Friday, August 23, 2019

Review of All Learning Is Social and Emotional

“Why does he look like that?” my 3-year-old grandson asks, pointing to a picture of the Lorax in the book we’re reading. 

I respond, “I wonder…maybe he’s sad…or maybe he’s frustrated. Which one do you think he is?” 

“I think he’s sad.” And we talk about why the Lorax might be sad and what he can do about it. And I hope that maybe, just maybe, my little grandson will be a little more sophisticated at processing his emotions the next time his mom asks tells him it’s time to clean up his toys… Well, that’s one way I’ve been applying my recent reading.

All Learning Is Social and Emotional: Helping Students Develop Essential Skills for the Classroom and Beyond is a great book—I have thoroughly enjoyed reading it, and would love to read it again, slowly, in a discussion group, to thoroughly process and embed in my classroom all the fantastic ideas it contains. It is engaging, clear, challenging, and full of concrete applications to all grade levels and content areas.

First, what’s your response to that phrase "social and emotional learning" (SEL)?
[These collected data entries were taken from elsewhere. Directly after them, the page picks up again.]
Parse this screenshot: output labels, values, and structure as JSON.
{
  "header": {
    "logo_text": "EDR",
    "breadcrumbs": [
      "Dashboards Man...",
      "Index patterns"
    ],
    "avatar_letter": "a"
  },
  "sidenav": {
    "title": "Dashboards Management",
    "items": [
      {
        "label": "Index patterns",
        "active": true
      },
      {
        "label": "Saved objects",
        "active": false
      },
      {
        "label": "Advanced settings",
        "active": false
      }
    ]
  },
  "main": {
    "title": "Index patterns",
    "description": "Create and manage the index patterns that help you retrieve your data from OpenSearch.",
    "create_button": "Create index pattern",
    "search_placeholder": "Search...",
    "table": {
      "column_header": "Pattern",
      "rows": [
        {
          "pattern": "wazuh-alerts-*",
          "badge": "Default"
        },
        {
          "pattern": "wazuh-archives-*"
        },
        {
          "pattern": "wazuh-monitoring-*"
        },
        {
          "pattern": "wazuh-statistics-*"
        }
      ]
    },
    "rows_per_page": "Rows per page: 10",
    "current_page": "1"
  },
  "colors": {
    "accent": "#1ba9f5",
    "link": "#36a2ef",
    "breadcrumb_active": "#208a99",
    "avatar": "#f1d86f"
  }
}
  • What is it? It’s learning how to recognize and regulate one’s thoughts and feelings in order to attain goals, solve problems, build and repair relationships, and contribute positively to the larger community.
  • Does it belong in schools? We are teaching it, whether it’s intentional or not. If we make it explicit, we can be sure we are teaching what we want, what kids need, and doing it as intentionally and effectively as possible.
  • Doesn’t it take time away from content learning? Actually, these skills will not only make students better at mastering content material
  • Isn’t this just for students who come to school deficient in skills that should be taught at home? This will level the playing field for students coming in with gaps, but it isn’t only remedial. It’s the same skills adults are buying books on—Brene Brown, anyone?  And it’s the skills we want the inhabitants of our future world—whether they’re our kids, our students, or ourselves—to have.
These issues and more are addressed in the first chapter (you can read it here).
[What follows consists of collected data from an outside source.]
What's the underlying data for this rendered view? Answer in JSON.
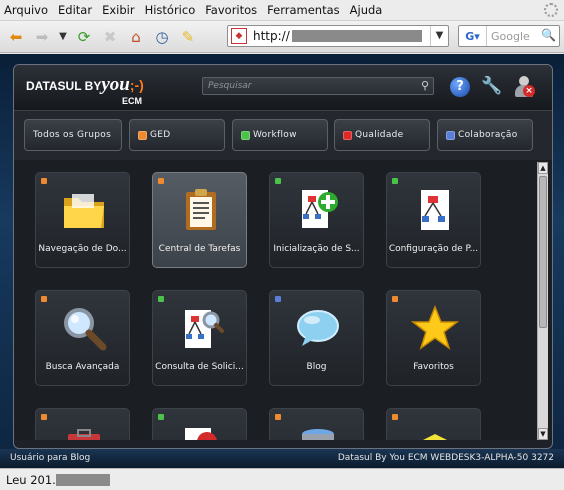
{
  "browser": {
    "menu": [
      "Arquivo",
      "Editar",
      "Exibir",
      "Histórico",
      "Favoritos",
      "Ferramentas",
      "Ajuda"
    ],
    "url_prefix": "http://",
    "search_engine": "G",
    "search_placeholder": "Google",
    "status_text": "Leu 201."
  },
  "app": {
    "logo_main": "DATASUL BY",
    "logo_you": "you",
    "logo_smile": ";-)",
    "logo_sub": "ECM",
    "search_placeholder": "Pesquisar",
    "help_label": "?",
    "tabs": [
      {
        "label": "Todos os Grupos",
        "color": ""
      },
      {
        "label": "GED",
        "color": "#f08a2e"
      },
      {
        "label": "Workflow",
        "color": "#4cc24a"
      },
      {
        "label": "Qualidade",
        "color": "#e02a2a"
      },
      {
        "label": "Colaboração",
        "color": "#5a7fd8"
      }
    ],
    "tiles": [
      {
        "label": "Navegação de Do...",
        "dot": "#f08a2e",
        "icon": "folder-icon"
      },
      {
        "label": "Central de Tarefas",
        "dot": "#f08a2e",
        "icon": "clipboard-icon"
      },
      {
        "label": "Inicialização de S...",
        "dot": "#4cc24a",
        "icon": "workflow-add-icon"
      },
      {
        "label": "Configuração de P...",
        "dot": "#4cc24a",
        "icon": "workflow-config-icon"
      },
      {
        "label": "Busca Avançada",
        "dot": "#f08a2e",
        "icon": "magnifier-icon"
      },
      {
        "label": "Consulta de Solici...",
        "dot": "#4cc24a",
        "icon": "workflow-search-icon"
      },
      {
        "label": "Blog",
        "dot": "#5a7fd8",
        "icon": "speech-bubble-icon"
      },
      {
        "label": "Favoritos",
        "dot": "#f08a2e",
        "icon": "star-icon"
      },
      {
        "label": "",
        "dot": "#f08a2e",
        "icon": "toolbox-icon"
      },
      {
        "label": "",
        "dot": "#4cc24a",
        "icon": "stop-sign-icon"
      },
      {
        "label": "",
        "dot": "#f08a2e",
        "icon": "database-icon"
      },
      {
        "label": "",
        "dot": "#f08a2e",
        "icon": "box-icon"
      }
    ],
    "footer_left": "Usuário para Blog",
    "footer_right": "Datasul By You ECM    WEBDESK3-ALPHA-50    3272"
  }
}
So what are skills are we talking about? According to this book’s authors, the 5 skills, outlined in the 5 chapters 2-6, are as follows: 
  • Identity and Agency: Identifying strengths and setting and attaining goals
  • Emotional Regulation: Identifying, responding to, and managing one’s own emotions (essential for the impulse control that not only sustains stable relationships, but also enables the famed ability to delay gratification) 
  • Cognitive Regulation: Paying attention, organizing, and solving problems are all school skills in this category, which starts with metacognition, or the ability to “(1) recognize one’s own and other people’s thinking, (2) consider the actions needed to complete a task, and (3) identify the strategies one might use to carry out those actions” (69-70).
  • Social Skills: Sharing, teamwork, relationships (communication, empathy, repair)—many of the 21st Century skills employers are valuing now.
  • Public Spirit: “Taking action to contribute positively to one’s family, classroom, and larger community” (121).
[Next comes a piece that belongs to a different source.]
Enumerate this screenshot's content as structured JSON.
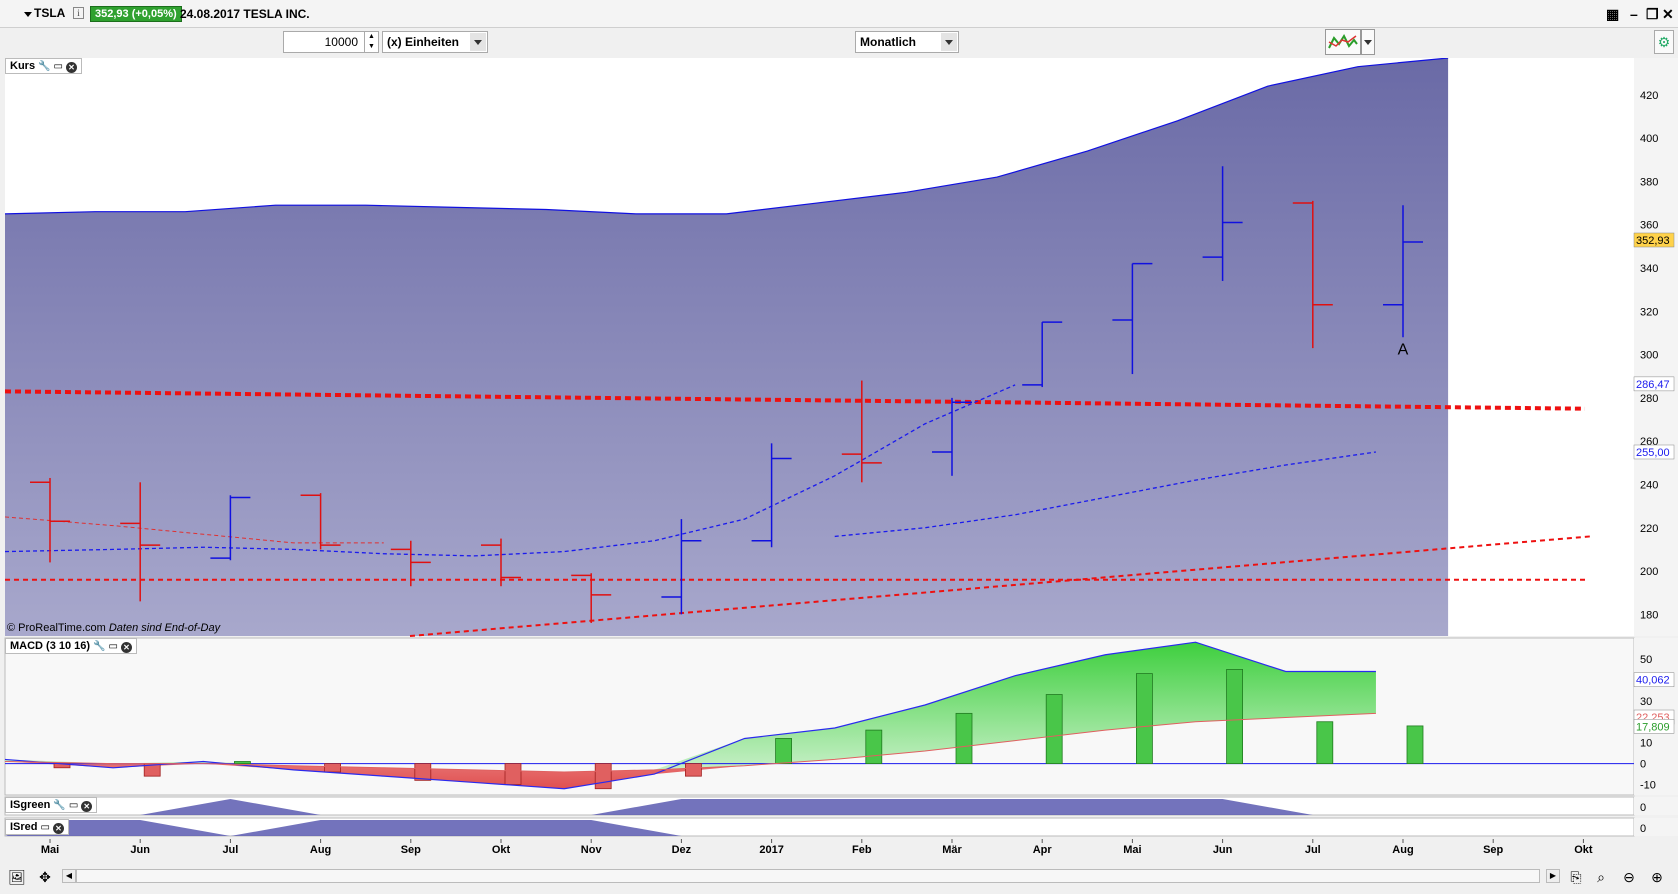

What did I especially love about this book?
  • Integration: Rather than proposing a separate SEL curriculum (there are many on the market already), it advocates and empowers integrating those skills throughout the school. There are many examples from all grade levels and subject areas to show what this could look like.
  • Teacher’s role: A clear emphasis on teachers intentionally modeling and identifying strategies, teaching students tools, and structuring classroom routines and assignments to give students practice using the tools and helping each other use them with growing independence.
  • More books: The appendix may be my favorite 21 pages of the book—literary recommendations for picture books and chapter books related each of the 5 competencies, with fictional and nonfictional characters who exhibit the skills we want students to master.
  • Restorative justice: This approach to school discipline in integrated into the chapter on social skills. For more information I highly recommend the book Hacking School Discipline: 9 Ways to Create a Culture of Empathy and Responsibility Using Restorative Justice.
  • Outward focus: In all 5 components there is a focus on using learning to help others, from the first one on Identity and Agency (“individual persistence and grit aren’t enough; they should be leveraged to better the lives of others.” 3rd grade teacher, p. 34) to the last one on Public Spirit. Public Spirit includes respect for others (“seeing worth and value in every human life, regardless of differences….true empathy lies in carefully listening to others in order to hear their thoughts and feelings” [121]), courage (“Courageous acts include speaking up o behalf of others and making unpopular choices that are nonetheless ethical” [124]), ethical responsibility, civic responsibility, social justice, service learning, and leadership.
The final chapter provides strategies and tools for bringing this approach to SEL to your school. 

I want my grandkids, my students, and the inhabitants of my future to have identity and agency, emotional regulation, cognitive regulation, social skills, and public spirit. They will be effective students, healthier and happier people, and aware and active citizens. As the authors sign off, they liken teaching these skills to planting a tree: “It’s been said, ‘The best time to have planted a tree was 20 years ago. The second best time to plant a tree is today.’ What tree will you plant? And when?” (156).